Monday, July 12, 2010

The Power of Imagination

Just at present, we live in a world dominated by concepts such as efficiency and effectiveness, by measurement, by performance indicators. These things are important, but they have also had a damaging side-effect: they tend not just to limit action to those things that can be measured, but also to lock action into the past.

I mention this because in the research and writing that I have been doing on the history of New England, I am constantly struck by the way our history has been influenced by individual action by people who wanted to make things better. They imagined something better, and sought to achieve it.

Many of the people in question would have regarded the way the way I put their actions as fanciful. They were practical people seeking to solve a problem or meet a need. Yet the cumulative affect of their actions, the capacity to think of something new, was to make life better.

There is limited room in a measurement world for truly new things. Often, these things simply cannot be measured. Equally often, their effects can only be measured in hindsight. Just as often, their creation may HRCP1675-Opening-National-Park-1937 involve strenuous action to overcome barriers created by existing systems.

The photo shows the opening of the New England National Park in 1937. This park was not created by Government in response to environmental pressures, in an effort to gain votes. It was created because key local protagonists, practical people all, thought that it was important.

One of the things that I have found interesting in recent comments on this blog is the way in which the very idea of self-government, of new structures, of new ways of doing things, has started to generate new ideas outside the bounds set by current structures,

Some of those ideas may not be sensible. For example, the application of rigid cost-benefit analysis to the idea of re-building New England railways as a way of re-creating economic and social linkages  is likely to kill any action stone dead. Yet the very consideration of those ideas raises new possibilities. If you are going to do something new, you have to break out of current bounds.

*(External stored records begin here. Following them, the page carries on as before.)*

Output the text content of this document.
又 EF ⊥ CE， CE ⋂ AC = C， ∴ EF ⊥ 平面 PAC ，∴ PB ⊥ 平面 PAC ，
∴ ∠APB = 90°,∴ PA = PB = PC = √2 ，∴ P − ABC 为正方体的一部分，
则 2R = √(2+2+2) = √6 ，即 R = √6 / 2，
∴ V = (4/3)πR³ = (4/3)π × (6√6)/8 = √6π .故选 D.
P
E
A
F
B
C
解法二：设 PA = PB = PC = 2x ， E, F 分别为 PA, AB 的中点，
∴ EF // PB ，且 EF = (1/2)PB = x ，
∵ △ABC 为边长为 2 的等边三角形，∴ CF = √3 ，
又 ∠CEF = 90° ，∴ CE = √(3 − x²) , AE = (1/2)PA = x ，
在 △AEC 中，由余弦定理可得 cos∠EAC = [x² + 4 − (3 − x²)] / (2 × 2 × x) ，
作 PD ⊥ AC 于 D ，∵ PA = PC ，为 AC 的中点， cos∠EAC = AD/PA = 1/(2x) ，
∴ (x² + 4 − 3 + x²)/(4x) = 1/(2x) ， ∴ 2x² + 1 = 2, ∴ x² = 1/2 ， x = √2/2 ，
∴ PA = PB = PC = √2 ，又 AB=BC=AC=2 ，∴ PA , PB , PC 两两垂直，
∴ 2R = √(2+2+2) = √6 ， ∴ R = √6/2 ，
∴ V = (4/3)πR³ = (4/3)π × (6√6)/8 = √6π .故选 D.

HRCP4528-ATC-Ceremony This photo shows the dedication of the Armidale Teacher's College in 1929.

This College was founded because those involved had a vision, a country college for country kids. It was founded because those involved also had a vision of a self-governing New England. This was part of its creation.

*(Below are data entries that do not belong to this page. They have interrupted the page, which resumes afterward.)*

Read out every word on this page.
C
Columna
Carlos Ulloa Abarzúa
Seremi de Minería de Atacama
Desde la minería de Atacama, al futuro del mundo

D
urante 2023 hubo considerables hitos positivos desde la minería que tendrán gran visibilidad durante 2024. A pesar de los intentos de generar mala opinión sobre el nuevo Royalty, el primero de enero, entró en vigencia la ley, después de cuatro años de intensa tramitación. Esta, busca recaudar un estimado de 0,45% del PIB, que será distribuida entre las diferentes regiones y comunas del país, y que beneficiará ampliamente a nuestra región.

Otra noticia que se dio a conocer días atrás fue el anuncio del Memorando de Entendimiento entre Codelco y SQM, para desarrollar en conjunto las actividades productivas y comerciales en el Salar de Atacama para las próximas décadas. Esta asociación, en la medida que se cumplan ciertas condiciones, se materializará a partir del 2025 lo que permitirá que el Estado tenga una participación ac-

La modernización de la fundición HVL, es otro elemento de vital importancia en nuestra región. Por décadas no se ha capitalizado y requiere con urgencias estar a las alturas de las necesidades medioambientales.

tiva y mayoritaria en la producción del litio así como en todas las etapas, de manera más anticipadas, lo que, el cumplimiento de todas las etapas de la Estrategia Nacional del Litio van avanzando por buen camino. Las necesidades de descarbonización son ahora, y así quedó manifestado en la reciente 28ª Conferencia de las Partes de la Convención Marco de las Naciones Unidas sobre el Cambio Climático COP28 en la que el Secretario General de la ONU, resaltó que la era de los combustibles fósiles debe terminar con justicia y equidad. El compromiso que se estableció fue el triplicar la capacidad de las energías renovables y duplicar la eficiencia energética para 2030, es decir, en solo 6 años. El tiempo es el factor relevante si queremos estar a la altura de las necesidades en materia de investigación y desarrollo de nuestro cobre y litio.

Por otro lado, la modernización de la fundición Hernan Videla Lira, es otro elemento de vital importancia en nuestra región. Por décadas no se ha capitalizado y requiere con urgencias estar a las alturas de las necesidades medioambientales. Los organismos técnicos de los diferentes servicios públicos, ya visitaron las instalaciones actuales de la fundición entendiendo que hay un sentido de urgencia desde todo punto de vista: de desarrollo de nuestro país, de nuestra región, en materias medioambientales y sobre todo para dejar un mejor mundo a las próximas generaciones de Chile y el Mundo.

The College just survived the depression. It's survival then laid the base for the creation of the New England University College, the first non-metro university. In turn, the new College and then University provided some of the intellectual firepower to support new things, including distance education.

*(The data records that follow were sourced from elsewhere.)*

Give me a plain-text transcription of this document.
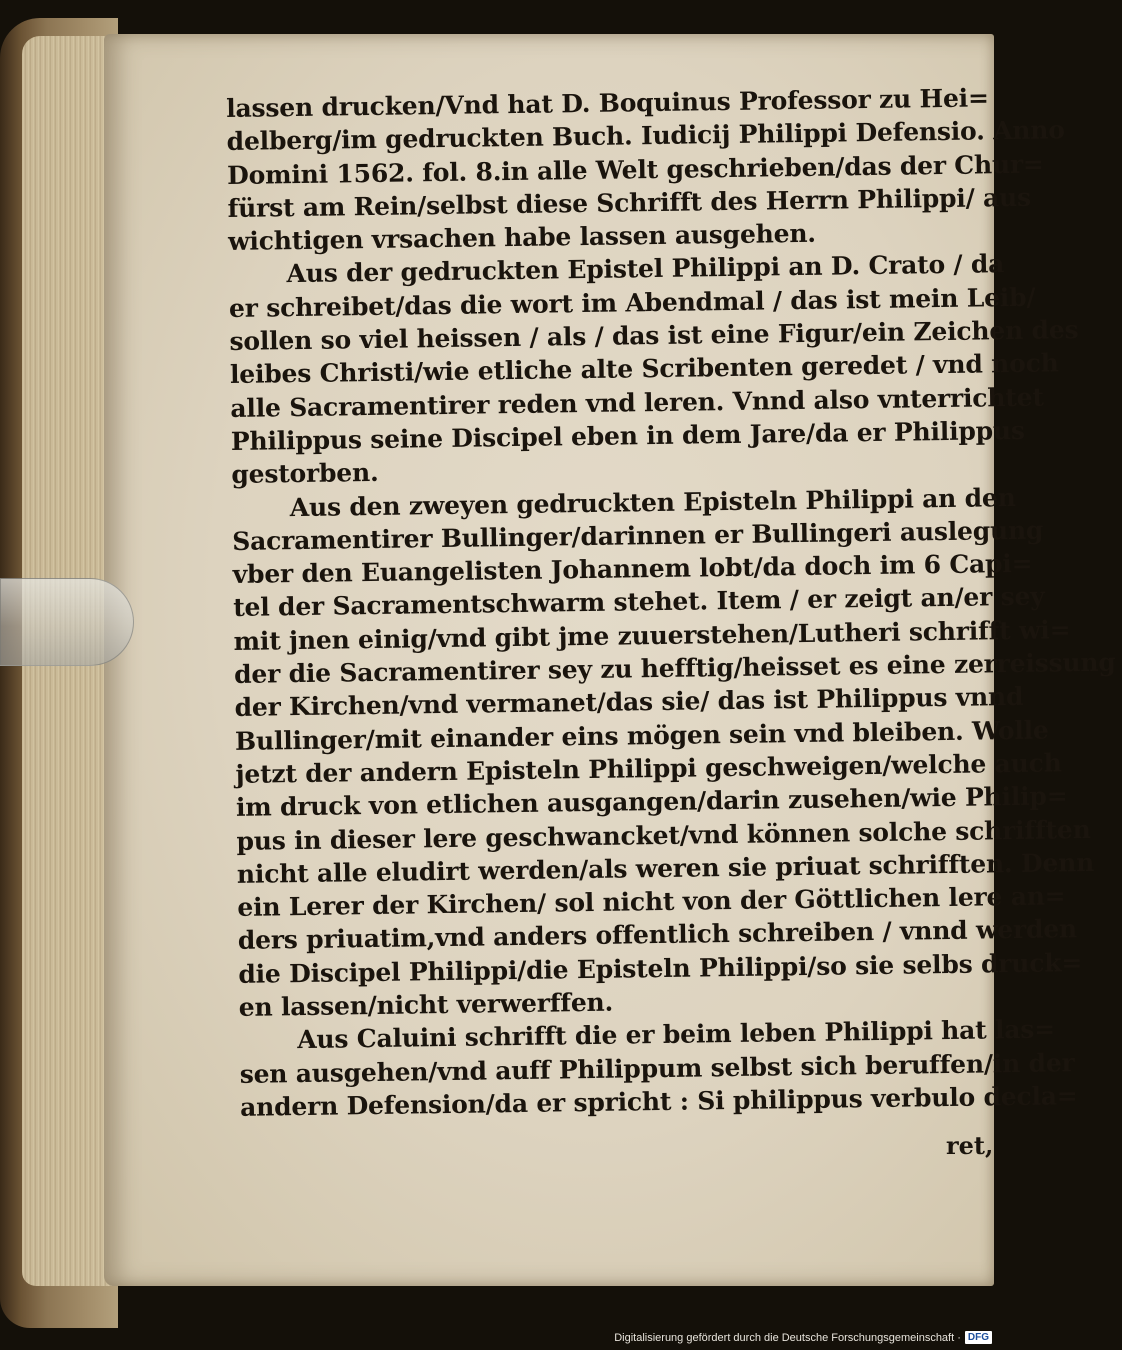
lassen drucken/Vnd hat D. Boquinus Professor zu Hei=
delberg/im gedruckten Buch. Iudicij Philippi Defensio. Anno
Domini 1562. fol. 8.in alle Welt geschrieben/das der Chur=
fürst am Rein/selbst diese Schrifft des Herrn Philippi/ aus
wichtigen vrsachen habe lassen ausgehen.
Aus der gedruckten Epistel Philippi an D. Crato / da
er schreibet/das die wort im Abendmal / das ist mein Leib/
sollen so viel heissen / als / das ist eine Figur/ein Zeichen des
leibes Christi/wie etliche alte Scribenten geredet / vnd noch
alle Sacramentirer reden vnd leren. Vnnd also vnterrichtet
Philippus seine Discipel eben in dem Jare/da er Philippus
gestorben.
Aus den zweyen gedruckten Episteln Philippi an den
Sacramentirer Bullinger/darinnen er Bullingeri auslegung
vber den Euangelisten Johannem lobt/da doch im 6 Capi=
tel der Sacramentschwarm stehet. Item / er zeigt an/er sey
mit jnen einig/vnd gibt jme zuuerstehen/Lutheri schrifft wi=
der die Sacramentirer sey zu hefftig/heisset es eine zerreissung
der Kirchen/vnd vermanet/das sie/ das ist Philippus vnnd
Bullinger/mit einander eins mögen sein vnd bleiben. Wolle
jetzt der andern Episteln Philippi geschweigen/welche auch
im druck von etlichen ausgangen/darin zusehen/wie Philip=
pus in dieser lere geschwancket/vnd können solche schrifften
nicht alle eludirt werden/als weren sie priuat schrifften. Denn
ein Lerer der Kirchen/ sol nicht von der Göttlichen lere an=
ders priuatim,vnd anders offentlich schreiben / vnnd werden
die Discipel Philippi/die Episteln Philippi/so sie selbs druck=
en lassen/nicht verwerffen.
Aus Caluini schrifft die er beim leben Philippi hat las=
sen ausgehen/vnd auff Philippum selbst sich beruffen/in der
andern Defension/da er spricht : Si philippus verbulo decla=
ret,
Digitalisierung gefördert durch die Deutsche Forschungsgemeinschaft · DFG
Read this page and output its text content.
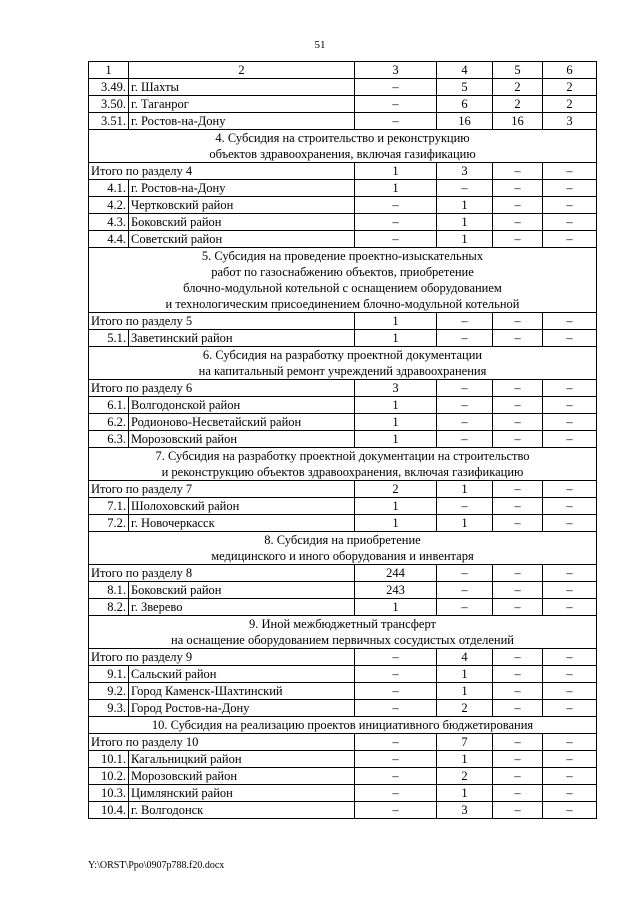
51
1	2	3	4	5	6
3.49.	г. Шахты	–	5	2	2
3.50.	г. Таганрог	–	6	2	2
3.51.	г. Ростов-на-Дону	–	16	16	3

4. Субсидия на строительство и реконструкцию
объектов здравоохранения, включая газификацию					

Итого по разделу 4		1	3	–	–
4.1.	г. Ростов-на-Дону	1	–	–	–
4.2.	Чертковский район	–	1	–	–
4.3.	Боковский район	–	1	–	–
4.4.	Советский район	–	1	–	–

5. Субсидия на проведение проектно-изыскательных
работ по газоснабжению объектов, приобретение
блочно-модульной котельной с оснащением оборудованием
и технологическим присоединением блочно-модульной котельной					

Итого по разделу 5		1	–	–	–
5.1.	Заветинский район	1	–	–	–

6. Субсидия на разработку проектной документации
на капитальный ремонт учреждений здравоохранения					

Итого по разделу 6		3	–	–	–
6.1.	Волгодонской район	1	–	–	–
6.2.	Родионово-Несветайский район	1	–	–	–
6.3.	Морозовский район	1	–	–	–

7. Субсидия на разработку проектной документации на строительство
и реконструкцию объектов здравоохранения, включая газификацию					

Итого по разделу 7		2	1	–	–
7.1.	Шолоховский район	1	–	–	–
7.2.	г. Новочеркасск	1	1	–	–

8. Субсидия на приобретение
медицинского и иного оборудования и инвентаря					

Итого по разделу 8		244	–	–	–
8.1.	Боковский район	243	–	–	–
8.2.	г. Зверево	1	–	–	–

9. Иной межбюджетный трансферт
на оснащение оборудованием первичных сосудистых отделений					

Итого по разделу 9		–	4	–	–
9.1.	Сальский район	–	1	–	–
9.2.	Город Каменск-Шахтинский	–	1	–	–
9.3.	Город Ростов-на-Дону	–	2	–	–

10. Субсидия на реализацию проектов инициативного бюджетирования					

Итого по разделу 10		–	7	–	–
10.1.	Кагальницкий район	–	1	–	–
10.2.	Морозовский район	–	2	–	–
10.3.	Цимлянский район	–	1	–	–
10.4.	г. Волгодонск	–	3	–	–
Y:\ORST\Ppo\0907p788.f20.docx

In Who speaks for the Hunter?, I looked at some of the problems created by the Hunter Valley by current approaches. When I look at the comments on local media and on this blog, I can see that there are ideas around about Hunter development, about the way in which Newcastle and the Hunter might play a broader role in New England to the mutual benefit of both.

Again, not all these ideas may be sensible. However, they provide a base for further thought, for the imagining not just of what is, but of what might be.

More and more I think how can we marshal this? How can we break out out?

This is not just a new state comment, although it is in part. Rather, it is a plea that we should continue to refuse to bound by existing chains, to look for better ways of imagining the new.